Pour acheter du Supreme, mieux vaut en effet être prévoyant. Car s'offrir une pièce sur le site internet de la marque relève du miracle. Actualisé chaque jeudi à midi pile avec les nouveaux produits droppés, il affiche souvent sold out ("épuisé") quelques minutes, voire quelques secondes plus tard pour les articles les plus convoités.

Du coup, l'acheteur potentiel a tout intérêt à s’être inscrit sur un site internet (dont l’adresse circule entre initiés). Il reçoit ensuite chaque lundi matin un e-mail lui indiquant un lieu de rendez-vous dans Paris où il doit se trouver une heure plus tard. Sur place, ils sont souvent plus d’un millier. Divisés en petits groupes puis tirés au sort par le service d'ordre employé par la boutique, les chanceux se voient attribuer un horaire de passage en boutique le jeudi suivant. Pour éviter cette logistique, certains acheteurs font appel à des "proxy", des revendeurs, comme Birax.

Pour cet "éboueur" de profession, être "proxy" est le meilleur moyen d’arrondir ses fin de mois. Ce père de famille se propose, moyennant quelques dizaines d’euros par pièce, d’acheter pour vous le vêtement que vous désirez. S’il est "bien tiré au sort", la revente d’objets et vêtements Supreme lui permet de gagner entre 300 et 600 euros par semaine et ainsi d’offrir quelques pièces à son fils de 13 ans.
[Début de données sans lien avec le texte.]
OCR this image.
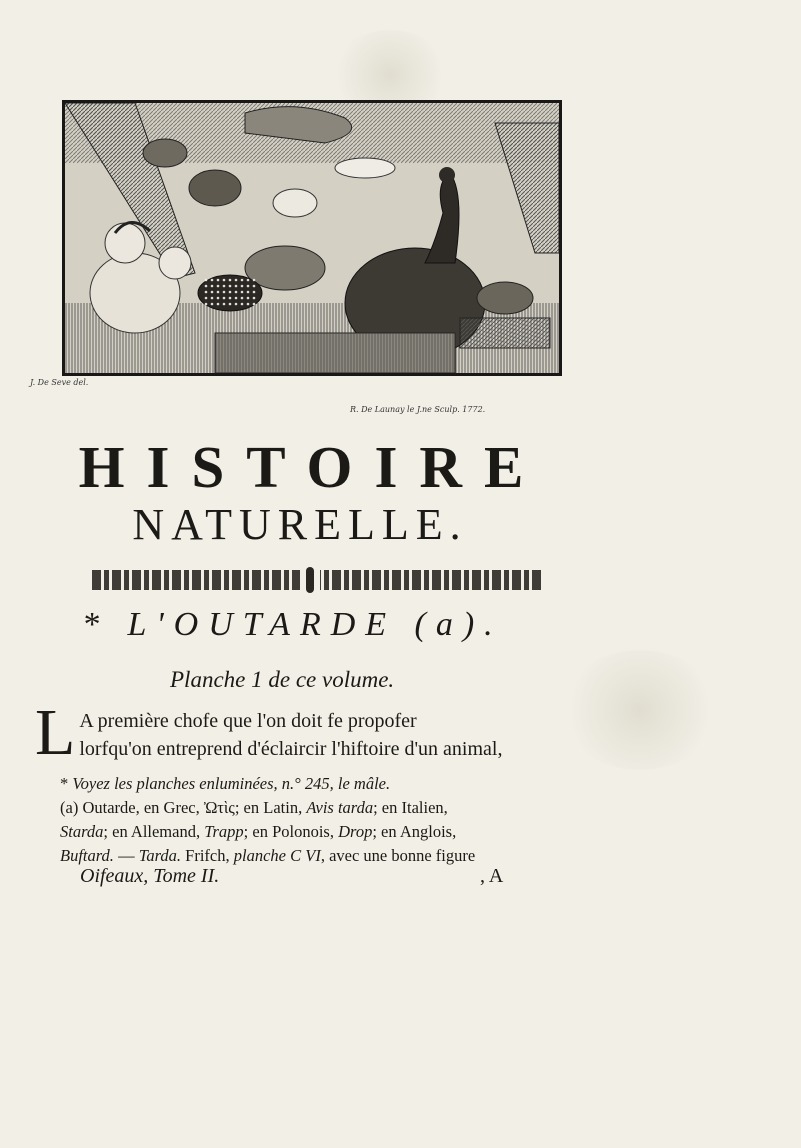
J. De Seve del.
R. De Launay le J.ne Sculp. 1772.
HISTOIRE
NATURELLE.
* L'OUTARDE (a).
Planche 1 de ce volume.
L A première chofe que l'on doit fe propofer
lorfqu'on entreprend d'éclaircir l'hiftoire d'un animal,
* Voyez les planches enluminées, n.° 245, le mâle.
(a) Outarde, en Grec, Ὠτὶς; en Latin, Avis tarda; en Italien,
Starda; en Allemand, Trapp; en Polonois, Drop; en Anglois,
Buftard. — Tarda. Frifch, planche C VI, avec une bonne figure
Oifeaux, Tome II.	, A
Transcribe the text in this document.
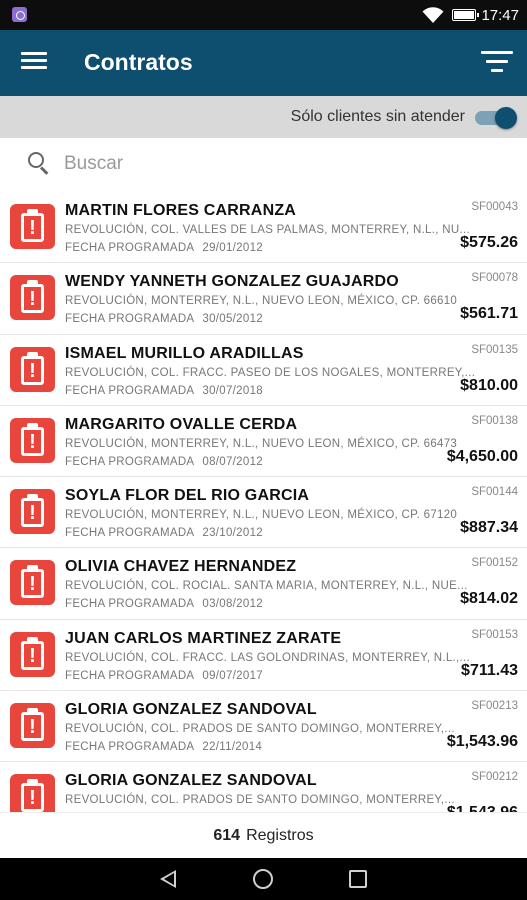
17:47
Contratos
Sólo clientes sin atender
Buscar
!
MARTIN FLORES CARRANZA	SF00043
REVOLUCIÓN, COL. VALLES DE LAS PALMAS, MONTERREY, N.L., NU...
FECHA PROGRAMADA 29/01/2012	$575.26
!
WENDY YANNETH GONZALEZ GUAJARDO	SF00078
REVOLUCIÓN, MONTERREY, N.L., NUEVO LEON, MÉXICO, CP. 66610
FECHA PROGRAMADA 30/05/2012	$561.71
!
ISMAEL MURILLO ARADILLAS	SF00135
REVOLUCIÓN, COL. FRACC. PASEO DE LOS NOGALES, MONTERREY,...
FECHA PROGRAMADA 30/07/2018	$810.00
!
MARGARITO OVALLE CERDA	SF00138
REVOLUCIÓN, MONTERREY, N.L., NUEVO LEON, MÉXICO, CP. 66473
FECHA PROGRAMADA 08/07/2012	$4,650.00
!
SOYLA FLOR DEL RIO GARCIA	SF00144
REVOLUCIÓN, MONTERREY, N.L., NUEVO LEON, MÉXICO, CP. 67120
FECHA PROGRAMADA 23/10/2012	$887.34
!
OLIVIA CHAVEZ HERNANDEZ	SF00152
REVOLUCIÓN, COL. ROCIAL. SANTA MARIA, MONTERREY, N.L., NUE...
FECHA PROGRAMADA 03/08/2012	$814.02
!
JUAN CARLOS MARTINEZ ZARATE	SF00153
REVOLUCIÓN, COL. FRACC. LAS GOLONDRINAS, MONTERREY, N.L.,...
FECHA PROGRAMADA 09/07/2017	$711.43
!
GLORIA GONZALEZ SANDOVAL	SF00213
REVOLUCIÓN, COL. PRADOS DE SANTO DOMINGO, MONTERREY,...
FECHA PROGRAMADA 22/11/2014	$1,543.96
!
GLORIA GONZALEZ SANDOVAL	SF00212
REVOLUCIÓN, COL. PRADOS DE SANTO DOMINGO, MONTERREY,...
614 Registros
Sur des groupes Facebook privés comme Supreme Paris France ou Supreme France Buy/Trade, on peut, en début de semaine, "embaucher un proxy" pour le jeudi suivant. Chacun y annonce son heure de passage en boutique et la commission qu'il prélève par article. Ces sites sont également les lieux privilégiés pour revendre ses achats, à peine sorti de la boutique.

Un tee-shirt à 48 euros revendu six fois plus cher

Preuve de l'incroyable succès de la marque, les contrefaçons pullulent et le marché noir s'est rarement aussi bien porté. Le dernier "photo tee" avec le rappeur Nas, vendu 48 euros en magasin, s’arrache aujourd’hui entre 250 et 300 euros auprès de particuliers ou sur des sites spécialisés dans la revente de produits Supreme.

Pour acquérir les plus belles pièces de la collection, les plus fortunés (et parisiens) se rendent dans un dépôt-vente qui revend du Supreme, comme Afterdrop. Ils y trouvent les produits quelques heures à peine après leur mise en vente dans la boutique officielle. Seul inconvénient, entre la marge du revendeur et celle du dépôt-vente, les prix ont tendance à s’envoler.

Ceux qui veulent la jouer solo peuvent quand même tenter leur chance en ligne. Seule condition : être très organisé, rapide et, pour les objets les plus demandés, disposer de plusieurs ordinateurs et faire l’acquisition d’un “bot”, un logiciel qui va scanner le site à intervalles réguliers et remplir votre panier à votre place. Une méthode qui exige l’emploi d’un VPN (un outil permettant de masquer son adresse IP) afin d’éviter d'être banni par le site, et surtout beaucoup de chance, les bugs et plantages étant monnaie courante. La hype, ça se mérite.